# tomolives



## erietuna (Mar 3, 2005)

Hello folk's
I don't have much to offer in fishing advice, so I will help in the best way I know------canning recipe's.

Green Tomato Olives 

About 100 small, green cherry tomatoes
Several sprigs fresh dill
3 tablespoons mixed pickling spices
1 1/2 cups flaked pickling salt
2 cups vinegar
8 quarts hot water

Wash and dry tomatoes. Do not core. Place a layer of dill and half the pickling spices in a stone crock or a largemouth, one-gallon glass jar. Top with all the tomatoes, then add another layer of dill and the remaining spices. In a saucepan, dissolve the salt in the vinegar and water and bring to a boil. Let cool, then pour over the tomatoes.
Over the top place a small plate which has been weighted to keep all the tomatoes well covered by the brine.
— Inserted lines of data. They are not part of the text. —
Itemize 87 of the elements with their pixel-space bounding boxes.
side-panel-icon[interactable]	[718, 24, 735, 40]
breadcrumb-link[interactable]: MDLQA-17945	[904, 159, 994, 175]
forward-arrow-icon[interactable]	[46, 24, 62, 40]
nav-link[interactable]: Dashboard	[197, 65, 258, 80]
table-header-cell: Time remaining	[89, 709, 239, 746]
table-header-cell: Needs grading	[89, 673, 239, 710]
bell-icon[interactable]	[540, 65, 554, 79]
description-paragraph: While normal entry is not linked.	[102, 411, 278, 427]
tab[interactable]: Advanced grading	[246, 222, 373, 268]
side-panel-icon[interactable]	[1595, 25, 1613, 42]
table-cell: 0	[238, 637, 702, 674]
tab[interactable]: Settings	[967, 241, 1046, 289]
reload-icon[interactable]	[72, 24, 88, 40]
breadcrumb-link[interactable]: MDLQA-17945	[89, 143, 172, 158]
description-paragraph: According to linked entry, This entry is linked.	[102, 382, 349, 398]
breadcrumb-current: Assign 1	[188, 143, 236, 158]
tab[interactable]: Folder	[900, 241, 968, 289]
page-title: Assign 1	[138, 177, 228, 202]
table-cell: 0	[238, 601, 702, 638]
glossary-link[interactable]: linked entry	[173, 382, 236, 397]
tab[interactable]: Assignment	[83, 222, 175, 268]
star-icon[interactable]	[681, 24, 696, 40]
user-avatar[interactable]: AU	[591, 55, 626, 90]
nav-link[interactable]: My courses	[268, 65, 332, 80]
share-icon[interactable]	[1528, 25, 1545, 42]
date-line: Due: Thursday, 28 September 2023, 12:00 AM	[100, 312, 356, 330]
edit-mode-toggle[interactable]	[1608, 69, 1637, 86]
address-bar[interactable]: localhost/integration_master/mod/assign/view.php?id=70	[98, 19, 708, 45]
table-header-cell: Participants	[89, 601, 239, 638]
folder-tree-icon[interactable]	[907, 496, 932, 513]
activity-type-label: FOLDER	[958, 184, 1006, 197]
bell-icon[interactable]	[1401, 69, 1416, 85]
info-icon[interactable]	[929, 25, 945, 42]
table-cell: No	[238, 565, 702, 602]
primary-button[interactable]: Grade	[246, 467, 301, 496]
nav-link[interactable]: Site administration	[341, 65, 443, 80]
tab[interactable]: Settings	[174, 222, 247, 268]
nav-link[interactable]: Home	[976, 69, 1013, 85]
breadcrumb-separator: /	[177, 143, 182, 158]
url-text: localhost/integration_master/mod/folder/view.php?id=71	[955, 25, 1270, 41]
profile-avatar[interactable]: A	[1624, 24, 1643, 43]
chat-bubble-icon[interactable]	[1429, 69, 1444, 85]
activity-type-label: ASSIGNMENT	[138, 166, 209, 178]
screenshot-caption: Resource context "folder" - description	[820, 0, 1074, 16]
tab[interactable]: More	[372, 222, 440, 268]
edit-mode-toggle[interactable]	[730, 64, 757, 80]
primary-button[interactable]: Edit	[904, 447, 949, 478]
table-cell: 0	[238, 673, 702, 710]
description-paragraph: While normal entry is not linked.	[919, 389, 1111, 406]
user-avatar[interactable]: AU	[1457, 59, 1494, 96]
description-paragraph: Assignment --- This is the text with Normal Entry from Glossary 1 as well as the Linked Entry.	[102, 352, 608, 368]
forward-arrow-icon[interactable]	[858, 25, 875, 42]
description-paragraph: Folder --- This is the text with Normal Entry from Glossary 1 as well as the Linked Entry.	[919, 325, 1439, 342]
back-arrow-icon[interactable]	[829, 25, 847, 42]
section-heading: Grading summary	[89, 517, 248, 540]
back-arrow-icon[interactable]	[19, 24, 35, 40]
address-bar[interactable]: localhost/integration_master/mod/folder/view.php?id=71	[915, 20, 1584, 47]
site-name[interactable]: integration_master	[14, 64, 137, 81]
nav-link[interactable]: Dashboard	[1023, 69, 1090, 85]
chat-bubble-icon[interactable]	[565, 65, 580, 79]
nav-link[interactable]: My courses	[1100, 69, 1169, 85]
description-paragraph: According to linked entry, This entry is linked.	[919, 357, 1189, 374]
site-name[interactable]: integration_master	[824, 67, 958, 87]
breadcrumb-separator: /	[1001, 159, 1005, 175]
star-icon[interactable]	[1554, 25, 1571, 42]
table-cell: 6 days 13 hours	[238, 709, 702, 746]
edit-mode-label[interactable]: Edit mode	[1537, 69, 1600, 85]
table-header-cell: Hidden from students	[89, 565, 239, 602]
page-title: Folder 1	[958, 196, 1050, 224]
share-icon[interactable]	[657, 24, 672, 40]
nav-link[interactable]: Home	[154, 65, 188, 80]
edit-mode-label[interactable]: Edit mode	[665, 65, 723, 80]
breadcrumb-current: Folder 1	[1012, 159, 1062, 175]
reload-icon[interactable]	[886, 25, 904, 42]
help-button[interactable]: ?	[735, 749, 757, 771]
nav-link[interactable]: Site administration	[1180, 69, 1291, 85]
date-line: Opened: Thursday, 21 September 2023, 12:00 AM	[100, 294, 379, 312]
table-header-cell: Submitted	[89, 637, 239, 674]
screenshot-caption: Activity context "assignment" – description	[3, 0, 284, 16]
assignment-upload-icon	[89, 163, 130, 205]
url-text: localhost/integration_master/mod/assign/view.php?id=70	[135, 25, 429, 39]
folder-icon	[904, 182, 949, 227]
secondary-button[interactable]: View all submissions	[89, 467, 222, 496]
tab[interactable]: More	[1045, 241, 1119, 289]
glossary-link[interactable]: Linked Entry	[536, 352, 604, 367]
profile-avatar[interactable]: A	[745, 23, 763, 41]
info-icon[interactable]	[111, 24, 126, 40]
Any tomatoes not immersed will spoil and ruin the entire batch. 
Cover the jar with a cloth and keep in a cool place (60 to 70 degrees) about three weeks. 
Each day skim any scum off the top of the liquid, rinse off the plate and add more brine as necessary to keep tomatoes immersed. 
When tomatoes are well flavored and even in color, they are cured and ready to eat or can.
To can, drain the "olives" and prepare fresh hot brine by bringing 3/4 cup salt, 1 cup vinegar and 4 quarts water to a boil, stirring to dissolve salt. 
Fill 12 pint or 6 quart canning jars with tomatoes and add a fresh sprig of dill, 1 peeled clove of garlic and 1 bay leaf to each jar. 
Pour hot brine in each jar to within 1/4 inch of top. Process pints and quarts 10 minutes in boiling water bath. Serve as you would olives.
Now please understand I for one rely on my own taste bud's.
just because I like you may not.
I do have two friend's who beg for these for thier Martini's.
Also a friend said if I could turn a green cherry tomato into a olive I must be god. He called me god after I let him taste a batch.
You can buy tomolive's------but that is not the same.
enjoy
erietuna
P.S.
Go to walmart. They had large glass cookie jar's a couple of year's ago that work. My 5 gallon crock ran 250.00. My dear wife bought for a bday present.
The 1 gal size I use a plastic lid from a coffee can to keep the tomato's submerged. The larger size 2.5 gal I use a tupperware lid from a bowl. Keep it simple and cheap.
later


----------